Los que no pensamos que metiendo niños en la cárcel vaya a avanzar mucho la sociedad,
no sufrimos menos por esos sucesos.
Roberto Uriarte Torrealday,
Profesor de Derecho Constitucional
de la UPV-EHU.
Copiar de los modelos represores y anticuados,
todos los cuales tienen niveles de delincuencia muy superiores a los nuestros,
es poco inteligente.
Umberto Eco nos enseñó magistralmente en ‘El nombre de la rosa’ la necesidad que el pensamiento reaccionario tiene de inyectar en las personas el clima de miedo que justifique su perpetuación. La coincidencia en un tiempo reducido de varios delitos graves en Bilbao, protagonizados por menores de edad, ha generado una alarma social importante, al amparo de la cual personas que habitualmente predican la resignación y el sometimiento a las políticas que nos imponen los poderes fácticos nos descubren repentinamente su faceta más crítica. Al contrario de lo que predican respecto de otras políticas públicas, en materia de seguridad ciudadana no plantean la resignación, sino que se dedican a agitar la legítima indignación popular.
Y lo hacen planteando atajos fáciles para resolver problemas complejos. Dicen que no podemos quedarnos de brazos cruzados ante la gravedad de los delitos cometidos por menores de edad. Que no puede ser que delitos tan graves queden impunes. Que es preciso rebajar la edad penal.
Aunque su argumentación esconde una falacia evidente, hay que reconocer que quienes así opinan han conseguido, por una parte, erigirse en portavoces del dolor que generan las muertes violentas y a la vez, establecer el marco del debate en unos términos que, aún siendo falsos, les resultan favorables. La pregunta sería, según ellos: ¿Debemos permanecer de brazos cruzados o hay que plantearse la rebaja de la edad penal?
Frente a esta maniobra, conviene recordar que los que no pensamos que metiendo niños en la cárcel vaya a avanzar mucho la sociedad no sufrimos menos por esos sucesos.
Pero creemos que meter un niño en la cárcel es facilitar que se convierta en un delincuente de por vida.
Es más, si echamos una mirada desprejuiciada al mundo, podemos comprobar que hay diferencias importantes entre unos países y otros sobre cómo abordar el problema de los delitos cometidos por menores e incluso de los delitos en general.
Y podemos comprobar también que los países que tienen sistemas penales más agravados coinciden exactamente con los menos civilizados y más atrasados y en los que la inseguridad y la delincuencia son superiores a las que tenemos nosotros.

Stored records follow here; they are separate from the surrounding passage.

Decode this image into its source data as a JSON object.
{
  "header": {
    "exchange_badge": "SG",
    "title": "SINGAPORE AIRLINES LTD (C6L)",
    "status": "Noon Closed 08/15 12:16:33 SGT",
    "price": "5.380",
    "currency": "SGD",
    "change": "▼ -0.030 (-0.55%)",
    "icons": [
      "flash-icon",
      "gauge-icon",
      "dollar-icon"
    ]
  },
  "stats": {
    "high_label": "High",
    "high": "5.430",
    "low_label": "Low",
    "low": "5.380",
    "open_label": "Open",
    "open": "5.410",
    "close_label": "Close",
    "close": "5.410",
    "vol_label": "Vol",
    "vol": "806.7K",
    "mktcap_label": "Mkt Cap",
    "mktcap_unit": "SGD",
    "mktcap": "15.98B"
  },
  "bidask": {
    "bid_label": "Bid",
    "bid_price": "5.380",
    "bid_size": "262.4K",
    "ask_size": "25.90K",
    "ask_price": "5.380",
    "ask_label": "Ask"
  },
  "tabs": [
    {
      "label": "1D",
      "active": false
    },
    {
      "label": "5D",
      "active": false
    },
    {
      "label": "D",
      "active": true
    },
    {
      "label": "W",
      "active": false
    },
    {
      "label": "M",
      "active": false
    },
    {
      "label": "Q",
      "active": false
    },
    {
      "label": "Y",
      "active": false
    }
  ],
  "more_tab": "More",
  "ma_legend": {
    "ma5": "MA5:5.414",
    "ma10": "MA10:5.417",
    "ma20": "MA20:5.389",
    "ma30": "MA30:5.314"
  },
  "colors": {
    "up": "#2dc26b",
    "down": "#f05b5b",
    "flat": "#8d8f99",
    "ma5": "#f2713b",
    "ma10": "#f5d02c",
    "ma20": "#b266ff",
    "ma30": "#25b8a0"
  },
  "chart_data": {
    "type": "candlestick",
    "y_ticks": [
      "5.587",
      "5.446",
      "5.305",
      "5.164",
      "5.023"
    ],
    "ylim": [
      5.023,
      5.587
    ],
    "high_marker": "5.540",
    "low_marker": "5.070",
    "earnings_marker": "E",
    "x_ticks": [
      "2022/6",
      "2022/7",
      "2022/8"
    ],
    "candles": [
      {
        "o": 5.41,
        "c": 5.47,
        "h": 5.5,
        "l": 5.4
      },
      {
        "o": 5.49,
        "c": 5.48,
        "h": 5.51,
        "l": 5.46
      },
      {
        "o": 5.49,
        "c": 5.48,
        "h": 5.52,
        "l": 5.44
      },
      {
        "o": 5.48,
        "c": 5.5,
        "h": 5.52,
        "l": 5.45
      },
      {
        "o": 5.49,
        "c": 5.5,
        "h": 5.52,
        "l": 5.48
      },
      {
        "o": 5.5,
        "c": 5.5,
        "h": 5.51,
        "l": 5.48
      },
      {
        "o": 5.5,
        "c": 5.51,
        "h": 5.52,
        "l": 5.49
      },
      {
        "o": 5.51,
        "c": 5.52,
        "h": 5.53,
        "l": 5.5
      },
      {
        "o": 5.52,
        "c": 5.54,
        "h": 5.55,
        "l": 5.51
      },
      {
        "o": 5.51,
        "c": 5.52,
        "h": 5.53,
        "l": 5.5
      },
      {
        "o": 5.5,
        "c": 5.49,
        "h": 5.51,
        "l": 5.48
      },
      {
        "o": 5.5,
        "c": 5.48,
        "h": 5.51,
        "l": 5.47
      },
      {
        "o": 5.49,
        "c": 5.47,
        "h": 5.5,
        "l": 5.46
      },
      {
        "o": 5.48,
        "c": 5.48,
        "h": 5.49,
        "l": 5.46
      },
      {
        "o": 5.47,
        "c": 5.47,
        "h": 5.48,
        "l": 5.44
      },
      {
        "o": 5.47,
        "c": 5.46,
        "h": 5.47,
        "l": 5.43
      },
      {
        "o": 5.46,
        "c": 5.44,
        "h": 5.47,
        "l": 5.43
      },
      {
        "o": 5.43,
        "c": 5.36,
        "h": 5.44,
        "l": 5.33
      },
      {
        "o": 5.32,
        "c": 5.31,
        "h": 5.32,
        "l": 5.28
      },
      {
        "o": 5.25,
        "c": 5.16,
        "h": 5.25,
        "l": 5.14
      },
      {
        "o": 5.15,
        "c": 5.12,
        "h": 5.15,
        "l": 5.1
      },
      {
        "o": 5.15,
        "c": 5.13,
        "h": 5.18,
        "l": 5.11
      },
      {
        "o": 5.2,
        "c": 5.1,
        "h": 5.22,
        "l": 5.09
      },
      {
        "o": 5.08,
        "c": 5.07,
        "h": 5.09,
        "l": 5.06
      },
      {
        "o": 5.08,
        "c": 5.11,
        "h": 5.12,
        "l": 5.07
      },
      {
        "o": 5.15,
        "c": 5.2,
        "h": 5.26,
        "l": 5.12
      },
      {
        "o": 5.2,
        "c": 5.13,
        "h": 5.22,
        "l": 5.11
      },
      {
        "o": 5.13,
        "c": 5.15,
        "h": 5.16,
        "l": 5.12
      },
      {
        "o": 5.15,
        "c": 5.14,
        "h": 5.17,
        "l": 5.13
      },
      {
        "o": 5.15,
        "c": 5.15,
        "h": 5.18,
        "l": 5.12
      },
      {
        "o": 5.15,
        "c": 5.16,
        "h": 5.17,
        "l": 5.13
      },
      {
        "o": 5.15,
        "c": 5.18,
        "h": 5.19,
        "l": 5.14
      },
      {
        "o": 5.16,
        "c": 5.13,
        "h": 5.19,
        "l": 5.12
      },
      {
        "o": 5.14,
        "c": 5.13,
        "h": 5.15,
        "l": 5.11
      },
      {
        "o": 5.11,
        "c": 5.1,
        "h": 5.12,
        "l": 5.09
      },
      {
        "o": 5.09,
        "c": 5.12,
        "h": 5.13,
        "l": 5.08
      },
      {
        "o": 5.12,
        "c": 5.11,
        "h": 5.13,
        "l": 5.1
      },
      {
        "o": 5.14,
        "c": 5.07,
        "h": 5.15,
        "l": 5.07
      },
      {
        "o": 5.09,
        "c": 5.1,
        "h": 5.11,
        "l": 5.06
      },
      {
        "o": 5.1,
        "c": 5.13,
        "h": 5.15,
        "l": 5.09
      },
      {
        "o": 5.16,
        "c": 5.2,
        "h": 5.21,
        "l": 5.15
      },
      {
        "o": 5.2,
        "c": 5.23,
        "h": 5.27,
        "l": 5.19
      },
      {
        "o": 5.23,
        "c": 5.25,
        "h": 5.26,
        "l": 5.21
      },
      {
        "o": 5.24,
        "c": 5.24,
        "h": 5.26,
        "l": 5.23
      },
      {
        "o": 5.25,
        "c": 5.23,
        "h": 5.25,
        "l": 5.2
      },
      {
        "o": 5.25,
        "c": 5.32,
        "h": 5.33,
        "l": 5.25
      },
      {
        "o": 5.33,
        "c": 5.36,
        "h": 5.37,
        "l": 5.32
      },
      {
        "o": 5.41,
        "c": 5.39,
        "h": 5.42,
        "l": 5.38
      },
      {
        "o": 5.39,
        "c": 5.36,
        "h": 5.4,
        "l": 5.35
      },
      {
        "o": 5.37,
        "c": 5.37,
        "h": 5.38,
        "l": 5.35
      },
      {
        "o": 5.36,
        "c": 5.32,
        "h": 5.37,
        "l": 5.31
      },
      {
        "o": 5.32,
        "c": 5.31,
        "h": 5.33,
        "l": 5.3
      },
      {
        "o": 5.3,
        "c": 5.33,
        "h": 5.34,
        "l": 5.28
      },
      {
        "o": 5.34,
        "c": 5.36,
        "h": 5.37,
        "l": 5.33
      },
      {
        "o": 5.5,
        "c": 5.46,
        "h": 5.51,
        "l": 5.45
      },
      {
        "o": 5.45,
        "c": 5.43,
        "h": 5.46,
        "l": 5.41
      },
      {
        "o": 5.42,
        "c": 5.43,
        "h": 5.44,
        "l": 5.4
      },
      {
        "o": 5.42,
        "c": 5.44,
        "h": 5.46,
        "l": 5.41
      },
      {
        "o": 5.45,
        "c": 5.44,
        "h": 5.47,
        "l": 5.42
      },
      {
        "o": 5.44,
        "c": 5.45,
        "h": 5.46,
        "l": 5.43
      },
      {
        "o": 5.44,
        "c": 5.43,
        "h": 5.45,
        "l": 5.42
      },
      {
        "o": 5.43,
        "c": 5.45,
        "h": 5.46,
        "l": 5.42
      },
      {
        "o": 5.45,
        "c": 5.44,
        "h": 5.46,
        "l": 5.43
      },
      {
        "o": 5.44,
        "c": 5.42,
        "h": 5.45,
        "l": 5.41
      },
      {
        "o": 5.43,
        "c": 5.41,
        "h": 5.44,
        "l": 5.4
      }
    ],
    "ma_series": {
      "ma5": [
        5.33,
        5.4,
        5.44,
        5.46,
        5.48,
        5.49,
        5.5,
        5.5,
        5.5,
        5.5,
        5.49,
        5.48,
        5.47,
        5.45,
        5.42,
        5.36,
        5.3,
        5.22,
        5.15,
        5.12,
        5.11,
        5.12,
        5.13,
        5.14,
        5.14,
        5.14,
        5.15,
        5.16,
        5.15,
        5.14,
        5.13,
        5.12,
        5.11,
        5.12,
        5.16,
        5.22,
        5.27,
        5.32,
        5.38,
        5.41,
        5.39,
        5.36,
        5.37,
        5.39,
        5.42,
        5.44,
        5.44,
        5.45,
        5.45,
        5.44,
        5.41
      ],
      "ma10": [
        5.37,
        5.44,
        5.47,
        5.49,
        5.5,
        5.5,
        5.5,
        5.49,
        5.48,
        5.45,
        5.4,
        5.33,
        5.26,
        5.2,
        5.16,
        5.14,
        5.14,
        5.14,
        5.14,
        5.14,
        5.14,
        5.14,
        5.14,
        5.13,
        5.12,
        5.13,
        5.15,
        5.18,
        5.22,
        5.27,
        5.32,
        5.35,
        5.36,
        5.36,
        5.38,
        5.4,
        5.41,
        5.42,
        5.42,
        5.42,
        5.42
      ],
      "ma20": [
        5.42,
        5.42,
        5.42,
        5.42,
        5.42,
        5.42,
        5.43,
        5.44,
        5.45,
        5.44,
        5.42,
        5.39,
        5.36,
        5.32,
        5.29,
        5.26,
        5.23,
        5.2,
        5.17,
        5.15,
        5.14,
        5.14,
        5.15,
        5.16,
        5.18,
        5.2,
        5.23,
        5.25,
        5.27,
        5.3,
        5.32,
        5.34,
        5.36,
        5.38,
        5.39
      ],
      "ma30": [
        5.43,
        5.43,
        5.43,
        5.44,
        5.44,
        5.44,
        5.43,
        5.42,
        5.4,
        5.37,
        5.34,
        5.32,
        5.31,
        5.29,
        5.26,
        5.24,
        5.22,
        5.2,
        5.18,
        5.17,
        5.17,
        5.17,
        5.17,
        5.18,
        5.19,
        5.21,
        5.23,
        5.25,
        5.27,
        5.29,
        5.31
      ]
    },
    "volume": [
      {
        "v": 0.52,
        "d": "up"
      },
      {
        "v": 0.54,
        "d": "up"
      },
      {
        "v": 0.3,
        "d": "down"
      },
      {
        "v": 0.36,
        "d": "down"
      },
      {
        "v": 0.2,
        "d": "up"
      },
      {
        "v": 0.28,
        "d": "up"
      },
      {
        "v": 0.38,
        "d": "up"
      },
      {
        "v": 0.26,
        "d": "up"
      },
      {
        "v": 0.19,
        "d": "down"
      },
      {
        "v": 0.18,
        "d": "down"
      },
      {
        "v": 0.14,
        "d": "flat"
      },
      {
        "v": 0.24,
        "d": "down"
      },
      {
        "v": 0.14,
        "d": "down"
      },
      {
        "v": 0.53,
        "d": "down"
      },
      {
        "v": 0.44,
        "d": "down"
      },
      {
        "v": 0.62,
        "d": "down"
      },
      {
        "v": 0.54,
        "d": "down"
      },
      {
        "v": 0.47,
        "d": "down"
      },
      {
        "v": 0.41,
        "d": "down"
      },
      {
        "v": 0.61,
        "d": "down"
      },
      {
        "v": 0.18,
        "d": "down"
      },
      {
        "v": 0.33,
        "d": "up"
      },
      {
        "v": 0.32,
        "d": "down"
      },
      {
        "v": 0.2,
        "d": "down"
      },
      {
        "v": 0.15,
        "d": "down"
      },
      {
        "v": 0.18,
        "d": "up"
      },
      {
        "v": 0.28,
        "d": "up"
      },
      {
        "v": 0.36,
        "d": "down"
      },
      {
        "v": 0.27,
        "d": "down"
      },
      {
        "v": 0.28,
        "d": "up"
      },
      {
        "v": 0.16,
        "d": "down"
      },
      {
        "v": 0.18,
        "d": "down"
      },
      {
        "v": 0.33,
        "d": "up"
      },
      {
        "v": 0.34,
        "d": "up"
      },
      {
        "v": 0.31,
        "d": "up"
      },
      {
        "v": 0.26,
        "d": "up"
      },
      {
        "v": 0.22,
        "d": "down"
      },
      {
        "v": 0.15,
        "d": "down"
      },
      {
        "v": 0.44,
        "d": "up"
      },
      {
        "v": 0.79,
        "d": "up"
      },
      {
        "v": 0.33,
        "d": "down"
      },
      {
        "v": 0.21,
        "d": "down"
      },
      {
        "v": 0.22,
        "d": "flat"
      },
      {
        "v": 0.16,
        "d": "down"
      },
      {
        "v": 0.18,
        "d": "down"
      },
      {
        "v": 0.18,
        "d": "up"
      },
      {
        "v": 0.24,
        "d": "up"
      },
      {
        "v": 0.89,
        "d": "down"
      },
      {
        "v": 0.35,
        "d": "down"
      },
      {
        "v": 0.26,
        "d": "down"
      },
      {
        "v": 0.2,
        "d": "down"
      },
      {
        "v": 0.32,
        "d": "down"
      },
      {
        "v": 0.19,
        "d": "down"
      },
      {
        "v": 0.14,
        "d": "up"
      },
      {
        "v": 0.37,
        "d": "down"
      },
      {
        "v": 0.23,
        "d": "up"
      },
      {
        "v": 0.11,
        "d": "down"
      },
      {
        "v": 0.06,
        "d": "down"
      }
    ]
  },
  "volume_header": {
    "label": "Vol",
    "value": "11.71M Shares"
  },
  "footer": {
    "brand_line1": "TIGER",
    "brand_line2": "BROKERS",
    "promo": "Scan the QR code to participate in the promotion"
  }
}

Es evidente que ninguno de nosotros tomaría como modelo para abordar nuestros problemas sanitarios o educativos los sistemas sanitarios o educativos de los países que aún siguen encarcelando a niños en pleno siglo XXI. Si no nos planteamos seguir sus sistemas sanitarios o educativos, ¿por qué tomar como modelo sus sistemas penales?
No faltará quien alegue la excepción norteamericana: un país económicamente próspero y que sigue manteniendo uno de los sistemas penales más crueles. Es el país con mayor número de presos del mundo y con mayor proporción de su población encarcelada. Más de un millón y medio de sus habitantes abarrotan sus cárceles. A quienes plantean este modelo se les podría responder que, a pesar de ello, probablemente habrá pocos países con un desarrollo económico equiparable y que sean menos eficientes garantizando la seguridad de sus ciudadanas y ciudadanos.
En resumen, considero que el debate al que nos quieren llevar es un debate falso:
.- no se trata de elegir entre la ley del Talión o la benevolencia;
.- no se trata de elegir entre cárcel y brazos cruzados:
.- se trata de que todas las políticas públicas se inspiren en los modelos más racionales y sensatos y no en la demagogia.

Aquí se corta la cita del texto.